Treatment strategies for HER2-mutated non-small cell lung cancer (NSCLC) are rapidly advancing, with ongoing research focused on optimizing the use of existing therapies and integrating novel agents. The current treatment paradigm involves platinum-based doublet chemotherapy as the first-line standard of care, followed by fam-trastuzumab deruxtecan-nxki (T-DXd; Enhertu) in the post-chemotherapy setting. However, emerging data from clinical trials are paving the way for potential shifts in treatment sequencing and the introduction of new HER2-directed therapies.
Current Standards and Emerging Strategies
Currently, T-DXd is the only FDA-approved therapy specifically for HER2-mutated NSCLC after chemotherapy. This antibody-drug conjugate (ADC) has demonstrated efficacy in patients who have progressed on prior lines of therapy. Data from the final analysis of the phase 2 DESTINY-Lung02 trial showed a confirmed objective response rate (ORR) of 50.0% (95% CI, 39.9%-60.1%) in patients treated with 5.4 mg/kg of T-DXd, and 56.0% (95% CI, 41.3%-70.0%) in the 6.4 mg/kg arm. The median overall survival (OS) was 19.0 months (95% CI, 14.7-NE) and 17.3 months (95% CI, 13.8-NE) in the respective arms. Given these results, the ongoing phase 3 DESTINY-Lung04 trial is evaluating T-DXd in the first-line setting compared to standard-of-care platinum chemotherapy plus pemetrexed and pembrolizumab.
The Rise of HER2-Directed TKIs
Alongside T-DXd, several tyrosine kinase inhibitors (TKIs) are under development, showing promise in the treatment of HER2-mutated NSCLC. Zongertinib (BI 1810631) is an irreversible TKI that selectively inhibits HER2 while sparing EGFR, potentially reducing off-target toxicities. In the phase 1 Beamion LUNG-1 study, patients with HER2-altered advanced solid tumors treated with 120 mg of zongertinib achieved a confirmed ORR of 71% (95% CI, 60%-80%; P < .0001). The phase 3 Beamion LUNG-2 trial is now enrolling patients to receive zongertinib as first-line therapy for HER2-mutated advanced NSCLC. The FDA has granted fast track and breakthrough therapy designations to zongertinib for pretreated patients with advanced HER2-mutated NSCLC.
Another oral, small molecule TKI, BAY 2927088, has also demonstrated efficacy. Data from the phase 1/2 SOHO-01 trial showed an ORR of 72.1% (95% CI, 56.3%-84.7%) and a median duration of response (DOR) of 8.7 months (95% CI, 4.5-NE) in patients with advanced NSCLC harboring HER2 activating mutations. Notably, patients with HER2 YVMA insertions treated with BAY 2927088 achieved an ORR of 90.0% (95% CI, 73.5%-97.9%) with a median DOR of 9.7 months (95% CI, 5.5-NE). The phase 3 SOHO-02 trial is currently evaluating BAY 2927088 versus standard-of-care therapy in the first-line setting.

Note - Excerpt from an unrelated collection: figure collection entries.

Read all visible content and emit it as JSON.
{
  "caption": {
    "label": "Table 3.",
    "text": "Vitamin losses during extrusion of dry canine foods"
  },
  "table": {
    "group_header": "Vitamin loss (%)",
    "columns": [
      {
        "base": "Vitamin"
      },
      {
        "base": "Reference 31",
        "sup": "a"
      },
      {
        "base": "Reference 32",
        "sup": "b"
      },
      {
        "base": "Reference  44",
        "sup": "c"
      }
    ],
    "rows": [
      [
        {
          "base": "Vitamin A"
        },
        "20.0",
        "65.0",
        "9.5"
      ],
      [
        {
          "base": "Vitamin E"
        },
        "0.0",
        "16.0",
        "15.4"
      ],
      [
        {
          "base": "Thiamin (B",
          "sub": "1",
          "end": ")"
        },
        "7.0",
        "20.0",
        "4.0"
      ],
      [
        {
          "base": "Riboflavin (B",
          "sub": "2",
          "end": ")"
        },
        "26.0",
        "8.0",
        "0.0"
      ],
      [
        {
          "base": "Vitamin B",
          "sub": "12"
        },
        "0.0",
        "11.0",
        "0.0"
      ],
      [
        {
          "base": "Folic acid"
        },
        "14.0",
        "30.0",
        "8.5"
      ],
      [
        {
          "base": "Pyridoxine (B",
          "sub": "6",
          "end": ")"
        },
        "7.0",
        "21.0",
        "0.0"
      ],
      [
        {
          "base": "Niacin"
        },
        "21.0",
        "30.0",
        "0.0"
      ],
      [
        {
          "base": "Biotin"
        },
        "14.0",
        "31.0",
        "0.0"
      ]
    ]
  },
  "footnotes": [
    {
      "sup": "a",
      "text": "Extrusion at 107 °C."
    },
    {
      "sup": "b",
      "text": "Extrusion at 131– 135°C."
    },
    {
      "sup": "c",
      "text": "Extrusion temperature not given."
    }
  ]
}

Safety and Tolerability Considerations
Balancing efficacy with safety is crucial in treating HER2-mutated NSCLC. The DESTINY-Lung02 trial indicated that the 5.4 mg/kg dose of T-DXd was associated with a more favorable benefit/risk profile compared to the 6.4 mg/kg dose. Zongertinib has shown a manageable safety profile, with most treatment-related adverse events (TRAEs) being low grade. BAY 2927088 was associated with grade 3 TRAEs in 40.9% of patients, with the most common being diarrhea (86.4%) and rash (43.2%).

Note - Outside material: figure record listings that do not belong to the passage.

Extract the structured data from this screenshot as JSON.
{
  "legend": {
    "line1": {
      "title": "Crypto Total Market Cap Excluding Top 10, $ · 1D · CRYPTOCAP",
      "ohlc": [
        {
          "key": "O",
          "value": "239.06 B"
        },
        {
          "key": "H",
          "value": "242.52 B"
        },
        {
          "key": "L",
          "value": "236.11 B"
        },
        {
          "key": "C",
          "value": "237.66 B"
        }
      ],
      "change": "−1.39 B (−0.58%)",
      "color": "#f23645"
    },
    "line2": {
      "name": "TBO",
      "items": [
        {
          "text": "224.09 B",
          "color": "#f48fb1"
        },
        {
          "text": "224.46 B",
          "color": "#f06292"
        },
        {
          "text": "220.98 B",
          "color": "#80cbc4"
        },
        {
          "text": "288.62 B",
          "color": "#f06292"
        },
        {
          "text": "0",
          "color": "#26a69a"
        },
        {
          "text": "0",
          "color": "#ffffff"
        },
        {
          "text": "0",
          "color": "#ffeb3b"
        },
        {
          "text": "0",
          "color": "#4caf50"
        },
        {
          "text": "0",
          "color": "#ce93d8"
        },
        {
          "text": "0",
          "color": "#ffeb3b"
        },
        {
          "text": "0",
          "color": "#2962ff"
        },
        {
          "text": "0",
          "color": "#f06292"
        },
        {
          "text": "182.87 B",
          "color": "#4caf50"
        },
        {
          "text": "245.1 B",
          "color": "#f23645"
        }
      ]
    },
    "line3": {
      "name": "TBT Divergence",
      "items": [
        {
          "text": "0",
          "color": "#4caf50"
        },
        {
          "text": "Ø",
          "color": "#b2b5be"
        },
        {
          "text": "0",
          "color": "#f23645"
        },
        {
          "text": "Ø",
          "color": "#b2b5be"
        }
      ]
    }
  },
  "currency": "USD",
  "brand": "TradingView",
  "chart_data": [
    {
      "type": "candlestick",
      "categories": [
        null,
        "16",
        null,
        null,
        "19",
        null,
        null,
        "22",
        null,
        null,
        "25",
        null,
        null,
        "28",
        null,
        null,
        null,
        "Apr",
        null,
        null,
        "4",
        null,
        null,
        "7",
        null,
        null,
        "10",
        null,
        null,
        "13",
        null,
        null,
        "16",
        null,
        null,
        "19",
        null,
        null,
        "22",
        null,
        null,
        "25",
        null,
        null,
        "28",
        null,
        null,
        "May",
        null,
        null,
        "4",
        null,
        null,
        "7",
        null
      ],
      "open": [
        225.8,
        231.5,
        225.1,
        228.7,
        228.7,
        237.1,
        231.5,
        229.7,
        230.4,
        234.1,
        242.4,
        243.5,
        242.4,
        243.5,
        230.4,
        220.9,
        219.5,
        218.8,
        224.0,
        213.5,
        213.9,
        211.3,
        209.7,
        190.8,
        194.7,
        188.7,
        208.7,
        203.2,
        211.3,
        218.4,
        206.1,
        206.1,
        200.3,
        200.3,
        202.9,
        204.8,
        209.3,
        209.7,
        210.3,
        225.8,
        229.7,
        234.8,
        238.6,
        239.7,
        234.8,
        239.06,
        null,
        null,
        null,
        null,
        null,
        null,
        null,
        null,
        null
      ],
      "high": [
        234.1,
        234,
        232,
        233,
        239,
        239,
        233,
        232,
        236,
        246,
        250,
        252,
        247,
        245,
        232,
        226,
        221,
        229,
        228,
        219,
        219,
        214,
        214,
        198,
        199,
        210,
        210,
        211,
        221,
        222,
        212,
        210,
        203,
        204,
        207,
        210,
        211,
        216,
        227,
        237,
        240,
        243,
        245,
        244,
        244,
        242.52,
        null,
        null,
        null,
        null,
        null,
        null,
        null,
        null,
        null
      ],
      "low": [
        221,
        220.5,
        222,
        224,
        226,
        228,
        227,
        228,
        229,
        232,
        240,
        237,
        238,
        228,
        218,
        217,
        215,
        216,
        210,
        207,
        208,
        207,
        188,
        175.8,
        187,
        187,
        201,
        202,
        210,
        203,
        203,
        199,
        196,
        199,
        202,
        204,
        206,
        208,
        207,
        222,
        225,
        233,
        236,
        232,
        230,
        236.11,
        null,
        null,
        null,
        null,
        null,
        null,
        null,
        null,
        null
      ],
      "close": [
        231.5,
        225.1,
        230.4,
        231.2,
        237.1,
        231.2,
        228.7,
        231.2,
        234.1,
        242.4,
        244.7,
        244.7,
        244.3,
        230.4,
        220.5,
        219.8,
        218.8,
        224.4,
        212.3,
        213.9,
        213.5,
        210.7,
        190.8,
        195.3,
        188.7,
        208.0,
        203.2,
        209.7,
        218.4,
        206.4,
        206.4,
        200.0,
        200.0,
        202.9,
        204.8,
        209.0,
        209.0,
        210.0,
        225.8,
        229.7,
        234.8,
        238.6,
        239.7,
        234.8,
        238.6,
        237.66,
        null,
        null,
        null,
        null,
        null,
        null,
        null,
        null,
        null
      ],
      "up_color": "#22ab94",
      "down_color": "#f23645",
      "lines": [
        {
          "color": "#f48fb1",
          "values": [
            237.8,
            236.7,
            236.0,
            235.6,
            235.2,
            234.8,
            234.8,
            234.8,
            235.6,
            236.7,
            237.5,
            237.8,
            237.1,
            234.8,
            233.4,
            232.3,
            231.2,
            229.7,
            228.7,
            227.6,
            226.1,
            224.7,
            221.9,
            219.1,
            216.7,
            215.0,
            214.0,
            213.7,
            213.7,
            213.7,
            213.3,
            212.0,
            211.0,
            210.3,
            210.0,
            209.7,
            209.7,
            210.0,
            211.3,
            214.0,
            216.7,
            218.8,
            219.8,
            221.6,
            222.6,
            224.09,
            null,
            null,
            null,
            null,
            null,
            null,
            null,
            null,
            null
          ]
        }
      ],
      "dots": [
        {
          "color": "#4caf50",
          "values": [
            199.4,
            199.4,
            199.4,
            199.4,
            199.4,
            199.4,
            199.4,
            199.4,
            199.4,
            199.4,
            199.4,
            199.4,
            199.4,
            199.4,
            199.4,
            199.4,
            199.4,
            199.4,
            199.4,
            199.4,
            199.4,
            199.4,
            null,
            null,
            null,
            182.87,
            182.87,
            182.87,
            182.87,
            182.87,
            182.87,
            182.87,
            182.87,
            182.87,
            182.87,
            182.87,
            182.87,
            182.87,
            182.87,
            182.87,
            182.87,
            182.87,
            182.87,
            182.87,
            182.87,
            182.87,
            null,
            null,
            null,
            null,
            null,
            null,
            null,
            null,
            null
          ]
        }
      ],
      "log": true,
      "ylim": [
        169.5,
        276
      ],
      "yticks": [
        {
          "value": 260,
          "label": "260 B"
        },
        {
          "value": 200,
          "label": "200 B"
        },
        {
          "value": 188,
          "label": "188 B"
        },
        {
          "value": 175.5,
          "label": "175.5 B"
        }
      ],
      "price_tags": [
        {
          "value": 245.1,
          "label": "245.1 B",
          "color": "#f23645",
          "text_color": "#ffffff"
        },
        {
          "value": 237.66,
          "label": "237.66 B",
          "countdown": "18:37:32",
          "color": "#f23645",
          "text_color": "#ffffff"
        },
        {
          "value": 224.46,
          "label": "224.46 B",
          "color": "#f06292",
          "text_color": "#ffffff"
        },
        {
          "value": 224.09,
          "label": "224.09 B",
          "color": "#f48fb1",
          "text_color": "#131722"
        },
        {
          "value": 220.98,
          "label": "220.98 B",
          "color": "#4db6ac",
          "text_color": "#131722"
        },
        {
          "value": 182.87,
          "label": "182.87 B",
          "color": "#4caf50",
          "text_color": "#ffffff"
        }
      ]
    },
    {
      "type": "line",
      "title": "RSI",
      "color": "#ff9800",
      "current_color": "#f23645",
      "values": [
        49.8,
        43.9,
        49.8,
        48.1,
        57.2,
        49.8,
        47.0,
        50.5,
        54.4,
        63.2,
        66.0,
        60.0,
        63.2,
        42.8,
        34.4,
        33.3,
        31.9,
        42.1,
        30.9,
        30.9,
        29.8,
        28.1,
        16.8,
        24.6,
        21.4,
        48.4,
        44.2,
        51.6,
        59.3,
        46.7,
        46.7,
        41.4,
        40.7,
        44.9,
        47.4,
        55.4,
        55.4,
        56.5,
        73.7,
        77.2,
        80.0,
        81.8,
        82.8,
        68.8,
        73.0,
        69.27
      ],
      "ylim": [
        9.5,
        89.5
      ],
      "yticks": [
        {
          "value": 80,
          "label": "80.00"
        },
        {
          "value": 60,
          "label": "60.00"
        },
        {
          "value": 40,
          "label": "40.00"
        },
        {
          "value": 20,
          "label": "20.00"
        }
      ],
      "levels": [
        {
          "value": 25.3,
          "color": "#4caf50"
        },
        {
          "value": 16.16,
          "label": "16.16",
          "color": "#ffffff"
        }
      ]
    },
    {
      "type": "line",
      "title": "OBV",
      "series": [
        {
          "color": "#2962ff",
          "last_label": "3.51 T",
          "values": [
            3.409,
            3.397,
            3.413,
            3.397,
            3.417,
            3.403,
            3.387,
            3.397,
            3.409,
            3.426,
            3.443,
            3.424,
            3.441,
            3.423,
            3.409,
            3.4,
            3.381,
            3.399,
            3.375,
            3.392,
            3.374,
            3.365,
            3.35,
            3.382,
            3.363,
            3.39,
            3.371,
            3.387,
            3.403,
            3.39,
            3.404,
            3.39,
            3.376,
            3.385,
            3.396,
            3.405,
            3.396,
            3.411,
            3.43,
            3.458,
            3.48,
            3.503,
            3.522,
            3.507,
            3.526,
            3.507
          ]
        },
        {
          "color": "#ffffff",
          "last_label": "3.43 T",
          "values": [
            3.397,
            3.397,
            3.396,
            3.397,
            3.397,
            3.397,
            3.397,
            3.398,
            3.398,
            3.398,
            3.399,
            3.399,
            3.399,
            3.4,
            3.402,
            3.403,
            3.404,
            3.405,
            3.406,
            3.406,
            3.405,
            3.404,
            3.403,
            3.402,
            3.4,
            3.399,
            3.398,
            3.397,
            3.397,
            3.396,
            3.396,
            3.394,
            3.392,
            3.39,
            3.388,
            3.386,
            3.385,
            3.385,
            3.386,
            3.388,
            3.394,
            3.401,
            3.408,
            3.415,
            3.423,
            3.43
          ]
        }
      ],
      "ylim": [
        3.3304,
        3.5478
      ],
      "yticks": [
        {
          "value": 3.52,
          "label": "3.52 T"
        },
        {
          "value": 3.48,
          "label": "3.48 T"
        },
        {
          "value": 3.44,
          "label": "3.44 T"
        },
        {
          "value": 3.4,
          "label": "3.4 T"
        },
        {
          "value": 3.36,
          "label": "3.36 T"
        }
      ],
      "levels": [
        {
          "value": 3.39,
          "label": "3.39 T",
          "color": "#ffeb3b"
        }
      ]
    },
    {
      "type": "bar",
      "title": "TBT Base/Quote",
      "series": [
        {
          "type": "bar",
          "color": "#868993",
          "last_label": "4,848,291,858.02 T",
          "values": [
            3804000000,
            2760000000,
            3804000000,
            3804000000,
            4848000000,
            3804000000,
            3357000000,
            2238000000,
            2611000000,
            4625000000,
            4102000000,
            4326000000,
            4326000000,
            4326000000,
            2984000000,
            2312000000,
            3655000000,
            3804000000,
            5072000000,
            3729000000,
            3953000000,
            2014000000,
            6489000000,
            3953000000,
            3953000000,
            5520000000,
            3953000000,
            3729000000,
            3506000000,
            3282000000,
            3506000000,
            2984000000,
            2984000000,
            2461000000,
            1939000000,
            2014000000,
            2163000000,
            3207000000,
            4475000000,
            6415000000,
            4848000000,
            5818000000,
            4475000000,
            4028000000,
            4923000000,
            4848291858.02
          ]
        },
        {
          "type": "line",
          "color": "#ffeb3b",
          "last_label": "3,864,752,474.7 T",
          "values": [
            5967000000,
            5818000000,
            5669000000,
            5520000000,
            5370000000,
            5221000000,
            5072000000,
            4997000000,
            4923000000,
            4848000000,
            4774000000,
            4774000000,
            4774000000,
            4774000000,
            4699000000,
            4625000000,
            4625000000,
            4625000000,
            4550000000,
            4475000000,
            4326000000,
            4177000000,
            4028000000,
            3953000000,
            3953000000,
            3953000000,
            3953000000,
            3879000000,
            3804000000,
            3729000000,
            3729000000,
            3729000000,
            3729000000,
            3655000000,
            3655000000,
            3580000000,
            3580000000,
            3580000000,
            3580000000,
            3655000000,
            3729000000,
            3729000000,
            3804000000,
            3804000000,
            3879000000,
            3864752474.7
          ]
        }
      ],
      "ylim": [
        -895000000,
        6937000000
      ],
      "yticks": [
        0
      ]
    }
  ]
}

Ongoing Research and Future Directions
Several other TKIs are under evaluation in phase 3 trials. The PYRAMID-1 study is examining pyrotinib versus docetaxel in patients with advanced nonsquamous NSCLC who have a HER2 exon 20 mutation and have progressed on prior platinum-based chemotherapy. These studies aim to refine treatment strategies and address the unmet needs of patients with HER2-mutated NSCLC.